Current geopolitical turbulence seems to be putting every investment strategy to the test. Yet for ESG fund managers, this unprecedented context does not weaken responsible investing — it highlights its full relevance. Insights from Michael Geeroms, Senior Fund Manager.
Markets are going through a period of turbulence and major geopolitical uncertainty. How does an ESG investor interpret this moment?
First, we need to put things into perspective: what we are experiencing today is serious, but not unprecedented. For several years now, geopolitical shocks have been occurring one after another — armed conflicts, tariff announcements, tensions over raw materials. These events affect all investors, ESG or not, whether they operate in listed or private markets, in equities or in bonds.
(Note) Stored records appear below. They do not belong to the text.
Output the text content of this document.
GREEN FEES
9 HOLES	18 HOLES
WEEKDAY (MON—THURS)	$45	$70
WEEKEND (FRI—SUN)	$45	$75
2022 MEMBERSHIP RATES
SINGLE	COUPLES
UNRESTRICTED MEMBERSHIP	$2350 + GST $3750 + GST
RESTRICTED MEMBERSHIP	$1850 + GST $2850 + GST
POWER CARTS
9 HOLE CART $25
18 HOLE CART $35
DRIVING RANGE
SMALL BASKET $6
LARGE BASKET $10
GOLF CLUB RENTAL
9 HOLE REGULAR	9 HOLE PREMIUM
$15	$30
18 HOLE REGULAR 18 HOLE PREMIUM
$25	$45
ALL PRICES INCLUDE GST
What may be more specific for ESG investors today is the energy dimension. ESG funds generally exclude oil companies from their portfolios. Yet these are precisely the companies that benefit the most from rising oil prices: they generate more cash flow and more profits. It’s an assumed short-term opportunity cost. But over a ten-year horizon, oil companies have not structurally outperformed the rest of the market. These are cycles. And above all, this context provides a powerful reminder of why the energy transition is not only desirable but essential.
In what way does this geopolitical shock actually strengthen the ESG approach?
It validates it, I would say. What ESG had advocated for years out of conviction — reducing dependence on fossil fuels, developing renewables — is now becoming a strategic priority for governments themselves. Relying on a resource whose global transit depends on a few critical chokepoints exposes economies to uncontrollable exogenous risks.
Europe is a textbook example. Thanks to investments in solar and wind implemented since 2022, the continent is absorbing the current shock far better than three years ago. Spain, for instance, has largely decoupled its electricity prices from oil fluctuations thanks to its solar capacity. This is no longer an ideological argument — it is an economic reality. Renewable energy strengthens our economies, makes them less dependent on other countries, and less vulnerable to crises. For an ESG investor, this is a tangible validation of the thesis we have defended from the beginning.
How are ESG criteria integrated into an investment decision? Does the macro context change the way they are applied?
No — and that’s precisely the strength of the approach. ESG is part of the core methodology; it does not fluctuate with market sentiment or geopolitical swings. It is applied structurally and systematically.
In our case, this translates into several steps. We first apply the ten principles of the United Nations Global Compact. We then exclude certain sectors — oil companies, tobacco, controversial weapons. And we go even further: many companies may seem perfectly reasonable at first glance, but reveal significant issues when assessed in detail. These are precisely the companies we choose to exclude.
There is also an underlying financial rationale: environmental, social or governance risks eventually translate into real financial risks — fines, reputational crises, compliance costs. Integrating ESG is therefore also a form of long-term financial analysis.
Of course, our ESG investment methodology follows CapitalatWork’s core investment principles: identifying solid companies through our own analysis, valuing them precisely, building a balanced and robust portfolio, and letting time do its work (“time at work”).
The defence sector is booming. How does ESG position itself in this context?
This is one of the most widely debated topics today in the responsible investment community, and it deserves nuance. Five years ago, the consensus was clear: one does not invest in weapons because they cause destruction. Since Russia’s war in Ukraine, views have evolved.
The conflict has reminded us of something we may have too quickly forgotten: defence, in a sovereign context, can play a positive role. It protects populations and deters aggression. This reasoning has led some ESG players to reconsider their stance on the conventional defence sector.
That said, certain red lines remain. European regulation excludes the most controversial weapons — chemical weapons, cluster bombs, nuclear weapons. Beyond these prohibitions, choices depend on convictions, but there is a requirement for coherence and transparency towards investors.
What do you say to an investor who doubts the relevance of ESG investing in such an unstable world?
First, we respond with facts. All available studies converge on one conclusion: there is no statistical evidence that an ESG methodology has a negative impact on performance.
Then we talk about what ESG builds over the long term. Avoiding sectors most exposed to regulatory risks, environmental scandals or governance crises also means avoiding time bombs in a portfolio. Stability and consistency over time have real value, particularly for wealth-oriented investors.
And finally, we talk about impact. Every investor who directs capital towards responsible companies sends a signal — to markets, company leaders, boards. Individually, that signal may seem modest. But combined with all investors engaged in this approach, it truly influences how companies will operate tomorrow. When shareholder pressure pushes a company to rethink industrial emissions or improve governance, the impact extends well beyond any single portfolio.
In a world where energy sovereignty, economic resilience and corporate transparency have once again become top-tier strategic priorities, ESG is no longer an activist niche. It is a mature investment approach, firmly rooted in contemporary realities. The real question is no longer whether one can afford to invest in ESG — it is whether one can afford not to.